In his Proclamation, he reminds us that "...for millions of Americans, their journey began in Ireland. In the wake of the Great Hunger, many sons and daughters of Erin came to our shores seeking a brighter day, with only courage and the enduring values of faith and family to sustain them. Alongside many others who sought a better life in a new Nation, these intrepid immigrants built strong communities and helped forge our country’s future. During Irish-American Heritage Month, we honor the contributions Irish Americans have made, and celebrate the nearly 40 million among us who proudly trace their roots back to Ireland."
"The Irish have overcome discrimination and carved out a place for themselves in the American story. Through hard work, perseverance, and patriotism, women and men of Irish descent have given their brawn, brains, and blood to make and remake this Nation — pulling it westward, pushing it skyward, and moving it forward. Half a century ago, John F. Kennedy became our first Irish-American Catholic President and with countless other Irish Americans whose leadership and service have steered the course of our Nation. Seldom in this world has a country so small had so large an impact on another."
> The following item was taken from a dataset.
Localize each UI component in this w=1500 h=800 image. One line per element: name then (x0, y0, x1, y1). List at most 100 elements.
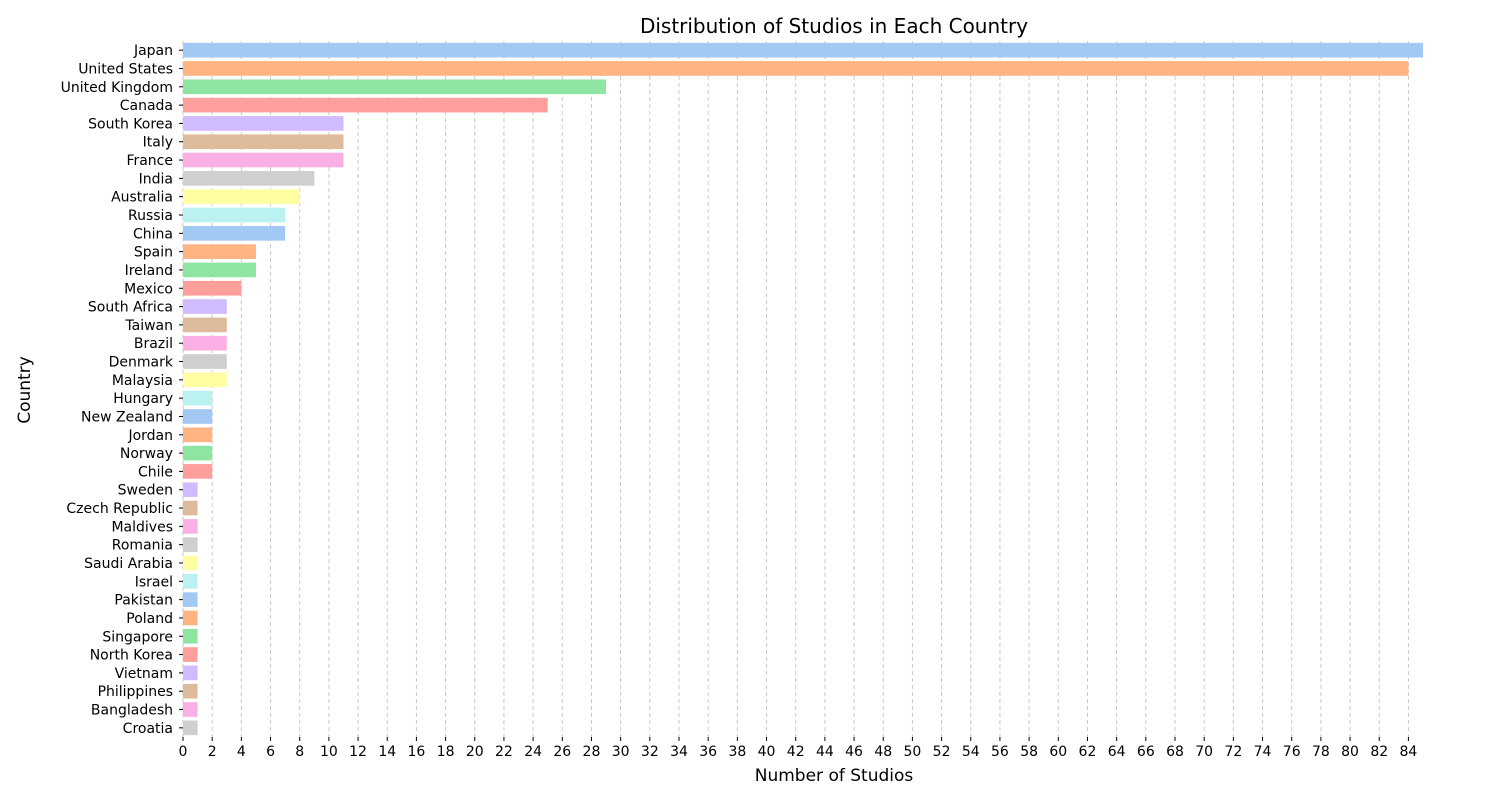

Immigrants from Scotland and Ireland, along with their descendents, are technically called Scots-Irish. Famous Scots-Irish-Americans include: Thomas Brandon and Andrew Pickens, Revolutionary War heroes; John C. Calhoun, Vice President of the U.S., and Woodrew Wilson, President of the U.S.
More than one-third of all U.S. Presidents had substantial ancestral origins in the northern province of Ireland (Ulster). President Bill Clinton spoke proudly of that fact, and his own ancestral links with the province. Clinton is one of at least seventeen Chief Executives descended from emigrants to the United States from the north of Ireland. While many of the Presidents have typically Ulster-Scots surnames – Jackson, Johnson, McKinley, Wilson – others, such as Roosevelt and Cleveland, have links which are less obvious.
The Irish are an important part of South Carolina history. Families who emigrated from Scotland and Ireland, often by way of New England states such as Pennsylvania, brought with them a ruggedness honed from years of religious persecution.
May the leprechauns be near you,
To spread luck along your way
And may all the Irish angels
Smile upon you on St. Patrick's Day.